Her felaketten sonra bir bilanço çıkartılması usuldendir. Ankara’nın yarısının yandığı söyleniyor. Bunu birçok kaynaktan okuyabiliyoruz. Ermeni mahallelerinden çok az ev yangından kurtulabiliyor. Neredeyse tümüyle küle dönüyor. Rum mahallesi kısmen yanarken yangın Yahudi mahallesine şöyle dokunup geçiyor. Elbette yangın denilen musibetin varacağı sınırlar pek öyle kestirilebilir türden değil. Müslüman mahallerinin de az çok zarar gördüğü anlaşılıyor. Rapora gör 1030 hane, 935 dükkân, 2 cami, 6 mescit, 7 kilise, 3 gayrimüslimlere ait hastane yanıyor can kaybı ise şaşırtacak kadar azdır. Sadece 5 kişi. Can kaybının azlığı yangından önce Ermeni nüfusun hemen hepsinin tehcir edilmiş olmasına ve kalan az sayıdaki Ermeni’nin de mevsim nedeniyle bağ evlerinde olmalarına bağlanıyor.
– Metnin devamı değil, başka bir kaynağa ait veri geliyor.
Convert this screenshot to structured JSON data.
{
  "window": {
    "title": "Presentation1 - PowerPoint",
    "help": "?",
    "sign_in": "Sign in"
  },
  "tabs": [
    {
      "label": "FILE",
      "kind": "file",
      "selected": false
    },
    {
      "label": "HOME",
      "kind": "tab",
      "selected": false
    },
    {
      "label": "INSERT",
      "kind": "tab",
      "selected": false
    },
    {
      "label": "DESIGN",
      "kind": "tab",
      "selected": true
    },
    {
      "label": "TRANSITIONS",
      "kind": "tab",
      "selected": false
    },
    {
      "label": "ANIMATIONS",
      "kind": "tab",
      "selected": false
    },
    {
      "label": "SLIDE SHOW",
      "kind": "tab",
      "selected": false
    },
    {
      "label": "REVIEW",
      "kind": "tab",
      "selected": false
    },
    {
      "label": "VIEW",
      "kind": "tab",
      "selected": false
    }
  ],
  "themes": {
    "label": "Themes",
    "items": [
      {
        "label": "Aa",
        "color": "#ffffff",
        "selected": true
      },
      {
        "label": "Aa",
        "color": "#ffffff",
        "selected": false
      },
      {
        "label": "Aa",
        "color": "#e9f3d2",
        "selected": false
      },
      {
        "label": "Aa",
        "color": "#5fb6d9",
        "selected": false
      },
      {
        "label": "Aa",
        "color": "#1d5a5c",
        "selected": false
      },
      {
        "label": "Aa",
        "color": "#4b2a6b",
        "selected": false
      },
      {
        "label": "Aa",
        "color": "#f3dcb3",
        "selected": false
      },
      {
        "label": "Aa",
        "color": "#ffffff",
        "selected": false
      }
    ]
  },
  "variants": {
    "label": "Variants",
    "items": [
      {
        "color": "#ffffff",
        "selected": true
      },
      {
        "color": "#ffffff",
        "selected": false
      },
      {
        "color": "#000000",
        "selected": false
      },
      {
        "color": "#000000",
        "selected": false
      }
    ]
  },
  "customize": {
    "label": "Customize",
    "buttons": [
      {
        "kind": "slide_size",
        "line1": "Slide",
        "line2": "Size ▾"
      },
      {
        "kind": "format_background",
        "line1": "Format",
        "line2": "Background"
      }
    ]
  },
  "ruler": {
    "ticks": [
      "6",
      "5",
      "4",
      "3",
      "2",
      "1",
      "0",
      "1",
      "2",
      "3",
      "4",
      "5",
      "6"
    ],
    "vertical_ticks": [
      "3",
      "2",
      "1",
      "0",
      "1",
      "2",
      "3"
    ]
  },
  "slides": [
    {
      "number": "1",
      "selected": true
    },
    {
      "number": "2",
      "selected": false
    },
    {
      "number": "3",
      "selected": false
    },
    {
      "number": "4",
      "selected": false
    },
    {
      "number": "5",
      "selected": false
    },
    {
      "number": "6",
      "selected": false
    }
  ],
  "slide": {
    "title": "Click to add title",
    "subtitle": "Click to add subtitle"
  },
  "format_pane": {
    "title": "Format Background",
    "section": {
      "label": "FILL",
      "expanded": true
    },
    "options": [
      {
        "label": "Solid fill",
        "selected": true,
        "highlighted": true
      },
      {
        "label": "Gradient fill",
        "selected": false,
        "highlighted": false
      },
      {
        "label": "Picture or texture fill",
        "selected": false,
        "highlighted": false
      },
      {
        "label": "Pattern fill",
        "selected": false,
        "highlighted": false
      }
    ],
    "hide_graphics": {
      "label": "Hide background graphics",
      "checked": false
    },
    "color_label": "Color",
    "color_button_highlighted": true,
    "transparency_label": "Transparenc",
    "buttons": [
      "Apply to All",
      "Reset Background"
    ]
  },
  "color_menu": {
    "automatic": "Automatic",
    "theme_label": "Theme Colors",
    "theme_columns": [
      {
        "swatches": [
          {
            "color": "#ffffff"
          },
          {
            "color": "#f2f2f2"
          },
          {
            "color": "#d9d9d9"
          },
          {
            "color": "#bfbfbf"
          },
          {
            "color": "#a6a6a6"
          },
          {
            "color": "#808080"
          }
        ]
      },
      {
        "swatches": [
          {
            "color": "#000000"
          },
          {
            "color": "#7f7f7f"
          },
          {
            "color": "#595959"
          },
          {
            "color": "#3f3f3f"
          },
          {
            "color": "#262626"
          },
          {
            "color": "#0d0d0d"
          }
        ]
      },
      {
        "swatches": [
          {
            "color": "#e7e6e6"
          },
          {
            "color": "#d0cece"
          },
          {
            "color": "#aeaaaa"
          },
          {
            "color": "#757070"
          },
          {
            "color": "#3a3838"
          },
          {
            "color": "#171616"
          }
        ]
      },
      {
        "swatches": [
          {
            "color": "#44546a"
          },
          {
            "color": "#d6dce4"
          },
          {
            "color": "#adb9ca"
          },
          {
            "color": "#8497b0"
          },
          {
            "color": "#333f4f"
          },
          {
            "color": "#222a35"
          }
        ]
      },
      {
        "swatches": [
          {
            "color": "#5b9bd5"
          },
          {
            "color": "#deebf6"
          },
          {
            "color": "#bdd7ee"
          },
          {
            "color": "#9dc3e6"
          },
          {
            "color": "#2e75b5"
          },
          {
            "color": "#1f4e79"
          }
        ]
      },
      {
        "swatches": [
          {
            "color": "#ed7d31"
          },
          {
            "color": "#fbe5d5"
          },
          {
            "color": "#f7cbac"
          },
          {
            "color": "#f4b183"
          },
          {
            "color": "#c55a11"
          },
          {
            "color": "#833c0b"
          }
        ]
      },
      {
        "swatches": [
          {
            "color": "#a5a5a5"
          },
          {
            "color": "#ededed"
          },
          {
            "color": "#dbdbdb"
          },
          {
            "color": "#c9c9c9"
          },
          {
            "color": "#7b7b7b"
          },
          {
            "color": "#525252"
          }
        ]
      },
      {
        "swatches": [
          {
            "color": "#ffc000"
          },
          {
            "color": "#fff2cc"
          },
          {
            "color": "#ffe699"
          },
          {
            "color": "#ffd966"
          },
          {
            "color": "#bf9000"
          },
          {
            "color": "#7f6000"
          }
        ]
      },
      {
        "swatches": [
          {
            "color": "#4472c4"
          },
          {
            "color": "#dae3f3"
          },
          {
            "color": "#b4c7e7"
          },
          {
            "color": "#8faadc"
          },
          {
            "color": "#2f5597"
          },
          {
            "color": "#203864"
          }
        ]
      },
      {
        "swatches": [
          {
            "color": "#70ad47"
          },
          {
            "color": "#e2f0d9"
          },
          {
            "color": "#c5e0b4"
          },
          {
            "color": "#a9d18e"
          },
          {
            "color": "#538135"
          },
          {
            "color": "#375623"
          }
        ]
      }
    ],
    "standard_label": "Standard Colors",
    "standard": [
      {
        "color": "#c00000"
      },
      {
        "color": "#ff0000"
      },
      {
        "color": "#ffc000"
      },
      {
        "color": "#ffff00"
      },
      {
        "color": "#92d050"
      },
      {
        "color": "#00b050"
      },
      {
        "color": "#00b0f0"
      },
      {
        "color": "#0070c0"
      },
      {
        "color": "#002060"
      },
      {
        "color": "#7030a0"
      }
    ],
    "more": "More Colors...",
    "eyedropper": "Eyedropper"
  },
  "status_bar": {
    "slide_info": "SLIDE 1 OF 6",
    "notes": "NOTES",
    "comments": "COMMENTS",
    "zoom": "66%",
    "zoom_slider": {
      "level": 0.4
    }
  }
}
Sırada Rumlar var… 1921 bekleniyor.

Bitiriyorum, özeti şu:

Cemal Bardakçı. Murat Bardakçı’nın dedesidir. Dede Bardakçı 1921’de Ankara Emniyet Müdürüdür. Dönemin Ankara Valisi “ Yahu” der “ Bıktım, kafam şişti gözünü seveyim beni ve Ankara’yı şu laterna sesinden kurtar!”

Kurtarır.

Rum tehciri başlar.

O günden bu güne Müslüman, Müslüman oturuyoruz. Artık ne laterna ne de Piyano, bize kalan sadece üç telli saz!

Kaynaklar:
Falih Rıfkı Atay,Çankaya,Bateş yayınevi,İstanbul,1984.
Falih Rıfkı Atay,İmparatorluğun Batış Yılları,Pozitif yayınları,İstanbul,2011.
Taylan Esin- Zeliha Etöz,1916 Ankara Yangını: Bir Felaketin Mantığı,İletişim,İstanbul,2015.